Back to the harsh reality of City life.
The subway line that runs to our neighborhood in Brooklyn is no longer running after a fire was started, allegedly by a homeless person, on Sunday afternoon. In order to get to work I now have to walk about 10 - 15 minutes to my old neighborhood to catch a different train. The MTA has reported that they don't expect to have the C line running for 3 - 5 years.
How can this be so? How can one individual gain access to such a critical area of the subway system that one fire wipes out an entire line? How can the MTA, who charges $2 per ride, tell more than a half million people that they will have no transportation for 3 to 5 years? What does this do for my property value? The people of Prospect Heights, Clinton Hill, Bedford-Stuyvesant, East New York, etc. are stranded on the island. Is it possible the MTA and the City doesn't care so much because these neighborhoods are historically under-developed and lower income? If this were the 4/5 or 6 trains running to Wall Street and along Lexington Avenue would the MTA timeline be any different?

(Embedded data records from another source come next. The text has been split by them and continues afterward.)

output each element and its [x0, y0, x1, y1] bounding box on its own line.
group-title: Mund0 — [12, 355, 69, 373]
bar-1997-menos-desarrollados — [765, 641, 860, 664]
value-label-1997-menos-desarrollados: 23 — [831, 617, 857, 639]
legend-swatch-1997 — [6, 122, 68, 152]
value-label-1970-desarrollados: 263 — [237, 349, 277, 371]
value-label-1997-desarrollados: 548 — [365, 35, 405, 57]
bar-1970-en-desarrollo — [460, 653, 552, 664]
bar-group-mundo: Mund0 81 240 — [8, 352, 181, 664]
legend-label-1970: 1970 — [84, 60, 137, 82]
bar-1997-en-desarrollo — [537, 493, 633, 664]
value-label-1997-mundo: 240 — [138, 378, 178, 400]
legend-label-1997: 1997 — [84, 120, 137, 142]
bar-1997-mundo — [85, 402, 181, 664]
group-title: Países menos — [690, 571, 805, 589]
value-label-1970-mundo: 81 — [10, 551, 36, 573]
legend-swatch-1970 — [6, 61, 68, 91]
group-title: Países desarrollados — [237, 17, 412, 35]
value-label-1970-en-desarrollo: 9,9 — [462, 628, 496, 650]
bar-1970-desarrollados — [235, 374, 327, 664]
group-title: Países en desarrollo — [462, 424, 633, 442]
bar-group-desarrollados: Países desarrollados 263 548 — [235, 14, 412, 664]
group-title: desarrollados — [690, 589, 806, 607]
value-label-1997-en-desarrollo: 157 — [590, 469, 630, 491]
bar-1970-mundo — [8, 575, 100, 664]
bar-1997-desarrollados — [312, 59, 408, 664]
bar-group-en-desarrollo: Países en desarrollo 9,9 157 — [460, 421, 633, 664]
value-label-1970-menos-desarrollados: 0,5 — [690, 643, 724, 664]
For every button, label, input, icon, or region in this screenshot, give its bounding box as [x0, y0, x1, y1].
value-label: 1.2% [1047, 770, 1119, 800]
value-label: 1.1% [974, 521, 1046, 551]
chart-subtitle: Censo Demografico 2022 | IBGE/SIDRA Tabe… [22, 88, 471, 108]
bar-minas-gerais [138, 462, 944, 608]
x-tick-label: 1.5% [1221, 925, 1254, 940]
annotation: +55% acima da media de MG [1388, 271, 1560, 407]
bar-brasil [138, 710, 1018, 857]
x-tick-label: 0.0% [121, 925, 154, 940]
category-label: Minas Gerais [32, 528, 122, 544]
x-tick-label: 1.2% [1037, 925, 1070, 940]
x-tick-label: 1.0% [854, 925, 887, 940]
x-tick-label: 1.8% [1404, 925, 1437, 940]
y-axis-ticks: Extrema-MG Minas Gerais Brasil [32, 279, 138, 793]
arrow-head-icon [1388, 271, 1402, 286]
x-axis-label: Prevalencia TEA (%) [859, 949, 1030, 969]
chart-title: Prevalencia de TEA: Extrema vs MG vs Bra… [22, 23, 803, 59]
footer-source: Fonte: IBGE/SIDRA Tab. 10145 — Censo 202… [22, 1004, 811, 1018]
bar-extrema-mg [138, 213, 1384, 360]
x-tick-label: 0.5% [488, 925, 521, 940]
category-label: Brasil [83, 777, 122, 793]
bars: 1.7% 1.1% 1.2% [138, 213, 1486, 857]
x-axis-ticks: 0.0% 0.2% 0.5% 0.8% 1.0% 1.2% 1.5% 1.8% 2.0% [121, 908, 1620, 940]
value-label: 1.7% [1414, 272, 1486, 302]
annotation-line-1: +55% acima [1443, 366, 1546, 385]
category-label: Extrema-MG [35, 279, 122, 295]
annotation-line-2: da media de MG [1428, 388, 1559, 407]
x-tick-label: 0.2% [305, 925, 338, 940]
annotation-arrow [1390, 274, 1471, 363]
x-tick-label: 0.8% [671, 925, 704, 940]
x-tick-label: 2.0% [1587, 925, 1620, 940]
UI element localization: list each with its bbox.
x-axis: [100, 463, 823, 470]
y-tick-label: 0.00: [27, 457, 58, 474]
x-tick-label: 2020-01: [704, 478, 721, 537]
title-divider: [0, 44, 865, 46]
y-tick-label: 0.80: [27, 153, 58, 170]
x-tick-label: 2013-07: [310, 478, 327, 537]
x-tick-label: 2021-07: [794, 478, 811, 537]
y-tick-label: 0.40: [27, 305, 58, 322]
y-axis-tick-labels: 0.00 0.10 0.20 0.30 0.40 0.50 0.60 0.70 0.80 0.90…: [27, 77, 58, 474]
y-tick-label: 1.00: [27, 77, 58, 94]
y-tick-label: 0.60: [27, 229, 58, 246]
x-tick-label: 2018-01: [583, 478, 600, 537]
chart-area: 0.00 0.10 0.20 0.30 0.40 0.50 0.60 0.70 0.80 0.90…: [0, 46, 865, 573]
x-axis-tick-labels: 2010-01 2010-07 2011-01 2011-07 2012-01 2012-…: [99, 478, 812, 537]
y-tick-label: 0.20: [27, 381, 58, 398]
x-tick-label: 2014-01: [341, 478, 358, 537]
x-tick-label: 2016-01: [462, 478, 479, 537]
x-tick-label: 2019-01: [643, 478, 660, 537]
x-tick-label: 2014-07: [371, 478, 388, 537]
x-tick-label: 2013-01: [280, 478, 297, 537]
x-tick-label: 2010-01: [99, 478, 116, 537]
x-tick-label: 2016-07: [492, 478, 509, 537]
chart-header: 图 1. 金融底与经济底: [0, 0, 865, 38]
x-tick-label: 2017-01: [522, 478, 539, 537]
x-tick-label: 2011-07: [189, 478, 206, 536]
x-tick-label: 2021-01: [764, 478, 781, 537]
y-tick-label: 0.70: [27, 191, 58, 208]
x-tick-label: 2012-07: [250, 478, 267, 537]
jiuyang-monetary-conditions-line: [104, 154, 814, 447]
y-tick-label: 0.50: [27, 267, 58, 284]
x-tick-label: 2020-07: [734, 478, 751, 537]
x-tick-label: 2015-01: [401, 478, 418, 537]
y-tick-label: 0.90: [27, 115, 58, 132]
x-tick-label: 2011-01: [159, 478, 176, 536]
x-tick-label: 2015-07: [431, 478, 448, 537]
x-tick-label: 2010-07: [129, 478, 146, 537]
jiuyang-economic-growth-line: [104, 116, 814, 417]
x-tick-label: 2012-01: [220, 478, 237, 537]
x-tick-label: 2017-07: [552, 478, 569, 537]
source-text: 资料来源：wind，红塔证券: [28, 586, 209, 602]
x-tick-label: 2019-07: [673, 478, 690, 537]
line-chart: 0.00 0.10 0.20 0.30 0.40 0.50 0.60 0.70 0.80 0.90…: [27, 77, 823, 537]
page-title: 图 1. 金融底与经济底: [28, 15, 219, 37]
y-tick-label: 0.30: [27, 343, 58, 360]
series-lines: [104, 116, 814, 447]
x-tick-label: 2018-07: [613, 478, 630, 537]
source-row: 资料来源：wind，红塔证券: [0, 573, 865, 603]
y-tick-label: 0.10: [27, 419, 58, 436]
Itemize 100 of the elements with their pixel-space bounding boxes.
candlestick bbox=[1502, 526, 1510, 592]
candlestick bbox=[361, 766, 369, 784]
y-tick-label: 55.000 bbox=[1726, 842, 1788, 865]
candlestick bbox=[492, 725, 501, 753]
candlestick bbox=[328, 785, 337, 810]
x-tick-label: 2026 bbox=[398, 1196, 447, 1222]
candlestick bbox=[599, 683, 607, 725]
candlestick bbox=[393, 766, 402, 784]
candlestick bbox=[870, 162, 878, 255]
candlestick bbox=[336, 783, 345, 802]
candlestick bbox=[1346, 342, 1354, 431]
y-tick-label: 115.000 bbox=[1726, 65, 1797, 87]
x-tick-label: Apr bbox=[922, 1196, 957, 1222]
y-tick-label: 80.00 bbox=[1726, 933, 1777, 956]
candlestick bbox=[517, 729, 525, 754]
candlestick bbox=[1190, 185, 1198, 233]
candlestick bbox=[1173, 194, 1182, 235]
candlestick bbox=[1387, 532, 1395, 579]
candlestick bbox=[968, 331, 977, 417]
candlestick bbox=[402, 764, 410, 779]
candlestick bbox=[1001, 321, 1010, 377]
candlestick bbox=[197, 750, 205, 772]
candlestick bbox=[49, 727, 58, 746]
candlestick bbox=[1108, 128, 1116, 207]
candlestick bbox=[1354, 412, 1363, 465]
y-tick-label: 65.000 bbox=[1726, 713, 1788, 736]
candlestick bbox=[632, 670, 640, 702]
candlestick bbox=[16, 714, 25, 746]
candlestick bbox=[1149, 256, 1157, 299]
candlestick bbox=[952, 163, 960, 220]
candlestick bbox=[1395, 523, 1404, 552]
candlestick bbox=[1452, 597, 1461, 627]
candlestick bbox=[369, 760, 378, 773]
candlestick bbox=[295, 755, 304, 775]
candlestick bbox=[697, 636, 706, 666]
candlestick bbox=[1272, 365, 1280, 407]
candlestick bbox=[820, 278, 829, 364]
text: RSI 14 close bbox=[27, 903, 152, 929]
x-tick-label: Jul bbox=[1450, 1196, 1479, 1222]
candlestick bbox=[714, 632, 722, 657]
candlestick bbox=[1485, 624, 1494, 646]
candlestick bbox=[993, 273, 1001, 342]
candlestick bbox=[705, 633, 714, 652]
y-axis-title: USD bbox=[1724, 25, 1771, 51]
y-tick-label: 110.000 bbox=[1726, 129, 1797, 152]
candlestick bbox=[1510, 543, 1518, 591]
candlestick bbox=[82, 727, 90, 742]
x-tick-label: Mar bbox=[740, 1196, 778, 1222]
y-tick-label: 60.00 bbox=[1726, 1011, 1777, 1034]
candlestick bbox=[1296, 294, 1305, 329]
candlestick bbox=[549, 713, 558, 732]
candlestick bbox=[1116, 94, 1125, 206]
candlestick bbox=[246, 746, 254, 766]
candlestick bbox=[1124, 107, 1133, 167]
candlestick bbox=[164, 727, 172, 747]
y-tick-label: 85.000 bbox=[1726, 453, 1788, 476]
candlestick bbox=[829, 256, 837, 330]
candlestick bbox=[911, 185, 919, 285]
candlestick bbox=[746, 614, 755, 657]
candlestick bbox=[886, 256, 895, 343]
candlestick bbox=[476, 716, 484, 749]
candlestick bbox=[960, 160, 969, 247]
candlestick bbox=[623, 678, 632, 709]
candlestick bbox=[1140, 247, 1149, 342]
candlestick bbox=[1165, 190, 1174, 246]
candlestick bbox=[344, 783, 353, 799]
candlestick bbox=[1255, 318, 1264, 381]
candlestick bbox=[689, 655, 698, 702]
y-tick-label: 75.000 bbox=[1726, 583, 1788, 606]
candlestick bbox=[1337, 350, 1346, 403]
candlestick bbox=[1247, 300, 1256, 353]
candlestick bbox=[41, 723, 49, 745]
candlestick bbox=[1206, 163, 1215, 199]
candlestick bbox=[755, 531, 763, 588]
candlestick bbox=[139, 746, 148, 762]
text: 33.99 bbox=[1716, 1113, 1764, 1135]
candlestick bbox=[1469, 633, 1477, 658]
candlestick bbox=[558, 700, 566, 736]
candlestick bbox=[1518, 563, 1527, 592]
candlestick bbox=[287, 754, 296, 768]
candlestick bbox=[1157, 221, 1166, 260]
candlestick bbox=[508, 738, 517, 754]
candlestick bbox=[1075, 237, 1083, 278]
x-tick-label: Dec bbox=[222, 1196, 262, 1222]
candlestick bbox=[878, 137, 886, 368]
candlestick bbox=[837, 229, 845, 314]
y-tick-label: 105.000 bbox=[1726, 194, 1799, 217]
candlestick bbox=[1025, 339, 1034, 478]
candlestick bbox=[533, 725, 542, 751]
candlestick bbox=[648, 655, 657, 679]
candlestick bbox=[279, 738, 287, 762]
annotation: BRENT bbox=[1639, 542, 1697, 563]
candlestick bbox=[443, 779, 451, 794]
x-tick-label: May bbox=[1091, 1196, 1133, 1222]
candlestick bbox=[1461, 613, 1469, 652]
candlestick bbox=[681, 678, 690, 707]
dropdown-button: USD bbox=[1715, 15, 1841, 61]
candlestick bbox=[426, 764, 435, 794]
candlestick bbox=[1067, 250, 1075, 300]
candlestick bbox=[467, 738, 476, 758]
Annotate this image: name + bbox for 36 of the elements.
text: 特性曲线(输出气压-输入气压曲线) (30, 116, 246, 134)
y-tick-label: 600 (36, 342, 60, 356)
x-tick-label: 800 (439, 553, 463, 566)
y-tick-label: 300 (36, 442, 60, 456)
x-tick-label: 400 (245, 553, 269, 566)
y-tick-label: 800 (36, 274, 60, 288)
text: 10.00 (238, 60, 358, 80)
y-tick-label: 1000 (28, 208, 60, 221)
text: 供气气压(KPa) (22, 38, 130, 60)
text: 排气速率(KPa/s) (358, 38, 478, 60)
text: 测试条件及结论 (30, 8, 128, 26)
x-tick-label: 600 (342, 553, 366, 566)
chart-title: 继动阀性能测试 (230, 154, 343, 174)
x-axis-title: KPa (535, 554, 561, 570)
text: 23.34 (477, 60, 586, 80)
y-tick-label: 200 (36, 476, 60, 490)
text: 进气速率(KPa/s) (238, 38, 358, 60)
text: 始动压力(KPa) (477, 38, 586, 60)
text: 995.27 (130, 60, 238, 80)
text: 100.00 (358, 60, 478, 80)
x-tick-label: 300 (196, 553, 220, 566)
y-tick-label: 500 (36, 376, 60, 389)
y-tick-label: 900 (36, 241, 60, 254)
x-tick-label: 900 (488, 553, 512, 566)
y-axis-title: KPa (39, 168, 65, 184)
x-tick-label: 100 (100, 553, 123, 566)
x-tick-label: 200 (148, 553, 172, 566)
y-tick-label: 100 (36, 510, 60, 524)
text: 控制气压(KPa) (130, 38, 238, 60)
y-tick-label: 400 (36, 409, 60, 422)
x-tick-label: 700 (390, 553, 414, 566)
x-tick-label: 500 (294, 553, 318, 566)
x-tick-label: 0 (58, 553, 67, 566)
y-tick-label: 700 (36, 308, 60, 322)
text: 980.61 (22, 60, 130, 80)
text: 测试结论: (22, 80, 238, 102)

Who can answer these questions for us? Mike Bloomberg? Is he even aware that people live in these neighborhoods? I don't know. I haven't heard him address the issue as of yet. Where is Al Sharpton to stand up for our civil liberties? Don't we all have equal rights to access to transportation to get to and from our jobs? I am fortunate that I can walk the distance to the next nearest train. What about the older folks who rely on that train to get to their doctor's office or to their volunteer jobs and can't walk that far - especially in the cold?
I have no answers.
Oh yeah - I just got a notice from the NYC Dept. of Finance...they are raising my property taxes for the next fiscal year. I love NY.